Tales on Moon Lane, the fabulous multi award-winning children’s bookshop in South London, is organising its first children’s literature festival this year with an amazing, and very impressive, line-up. Go here to find out about all the details.

As part of the festival, I am utterly chuffed to bits to be welcoming one if its speakers, John Boyne, to Library Mice today. I totally fell in love with “Noah Barleywater Runs Away” a couple of years ago (see my review here), and I am so pleased that John agreed to write about his new book for children, “The Terrible Thing That Happened to Barnaby Brocket”, which is due to be released in early August.

The Origins of
“The Terrible Thing That Happened To Barnaby Brocket”
by John Boyne

                Occasionally I am asked to give talks to groups of young, aspiring writers and there are some obvious pieces of advice that I always offer them: read a lot, write every day, join a writing group, don’t put your work in a drawer – send it somewhere. But THE TERRIBLE THING THAT HAPPENED TO BARNABY BROCKET, my third novel for children (and tenth overall) has presented me with a brand new piece of advice and one that you’ll never hear from another writer.

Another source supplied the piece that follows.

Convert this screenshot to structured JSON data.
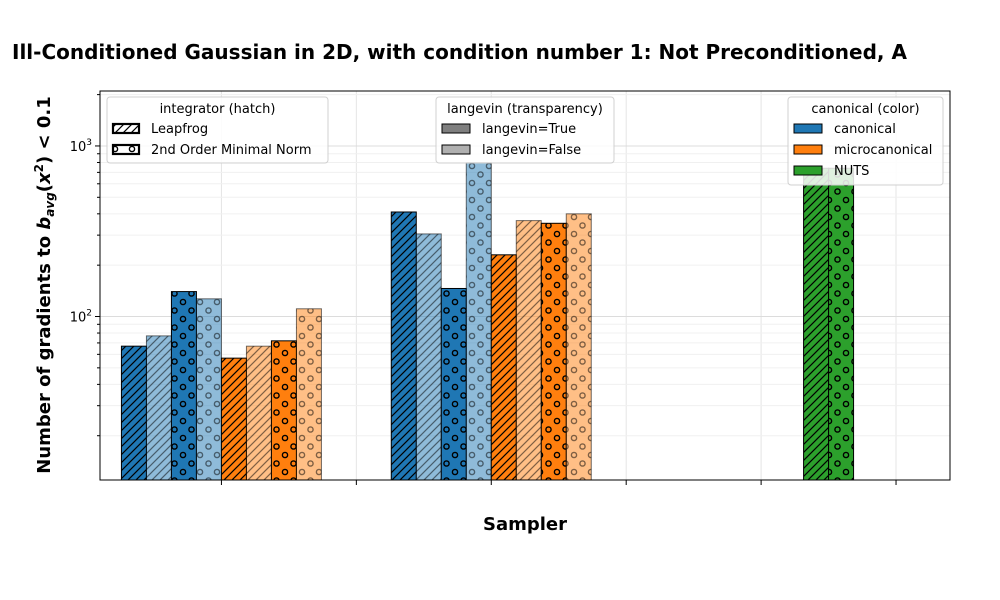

                Ideas for novels often come from unexpected places. My first children’s novel, THE BOY IN THE STRIPED PYJAMAS, originated from a simple idea in my head: two small boys, sitting on either side of a fence, talking to each other. My most recent novel for adults, THE ABSOLUTIST, began when I was watching a news report on the BBC about a town in England that was erecting a monument to soldiers who had lost their lives in the First World War but who were conspicuously omitting the names of those young men who had either been shell-shocked in the trenches, deserted and been shot for cowardice or the conscientious objectors in Northern France who had met the same fate.
                My third novel for children, THE TERRIBLE THING THAT HAPPENED TO BARNABY BROCKET, which will be published in the UK in August 2012, owes a great debt to my dog, Zaccy, a three-year-old Cavalier King Charles spaniel, and a small squirrel whose acquaintance I never made.
                I live on the Southside of Dublin, opposite one of the city’s biggest and best parks, Marley Park, and Zaccy and I go across to that park almost every day of the week to walk the 4 km perimeter. In the mornings there are always a lot of squirrels and rabbits to be seen and Zaccy likes nothing more than to chase them. (He never catches any; I’m not sure what he’d do if he did. I think they’d stare him down.)
               The rule in the park is that all dogs must be kept on their leads. And I almost always obey that rule. Of course whenever I disobey it and let Zaccy off his lead, a ranger appears out of nowhere and gives me a dressing down, threatens me with a fine or a lengthy prison sentence, and I’m forced to put the dog back on the lead and get out of there as quick as I can. (I’m not built for prison.) 
               On this particular morning, however, (almost 2 years ago) I was obeying the rule when a squirrel appeared in the path before us and Zaccy leaped in his direction, pulling me forward by the right hand while my left arm flew up in the air behind me. Recovering from this spectacular jump, an idea popped into my head. Wouldn’t it be funny if, as I held my dog’s lead in one hand, I was holding another lead in my other hand but this one would not hold a small animal but a little boy. A floating boy. A boy who didn’t obey the law of gravity and had to be kept on the lead or he would float away.
               But why would a boy float, I asked myself as we continued along. Because he’s different, I decided. Because that’s just the way he was born. And when you’re a child, doesn’t everyone feel different in some way? I know I certainly did.
              And how would people react to that, I wondered.
              The adults, I decided, would hate it. They’d say that he was just looking for attention, or being anti-social. They’d insist that there was something wrong with him if he couldn’t be just like everybody else. But the other children, his friends, his siblings? They’d be fine, I was sure. He floats, they would say; get over it.
              Halfway around Marley Park I stopped short when I had a second idea. If his parents hated the fact that he floated so much – if they hated the fact that he was different – what might they do?
             They might let go of the lead.
             And what would happen then?
He would float off into the universe, of course, making his way around the world – like Phileas Fogg in Around The World in 80 Days – trying desperately to get home again.
              And where was home?
              Not Dublin. Not England. Not America. Sydney, Australia. A city I fell in love with when I first visited it on a book tour in 2007 and have wanted to write about ever since. Barnaby Brocket would be born and grow up in Kirribilli, on the Lower North Shore of Sydney Harbour, and he would float above it all for the first 8 years of his life until one fateful day when a terrible thing would happen to him.

              By the time I left Marley Park, I had the entire story for the novel in my head and spent the rest of the afternoon planning it out. A year later, it was finished. And from such small moments, an entire novel is born. So my new piece of advice to aspiring writers?

             Get a dog.


Thank you so much to John Boyne for taking the time to write this blog post. I cannot wait to meet Barnaby and join him on his adventures.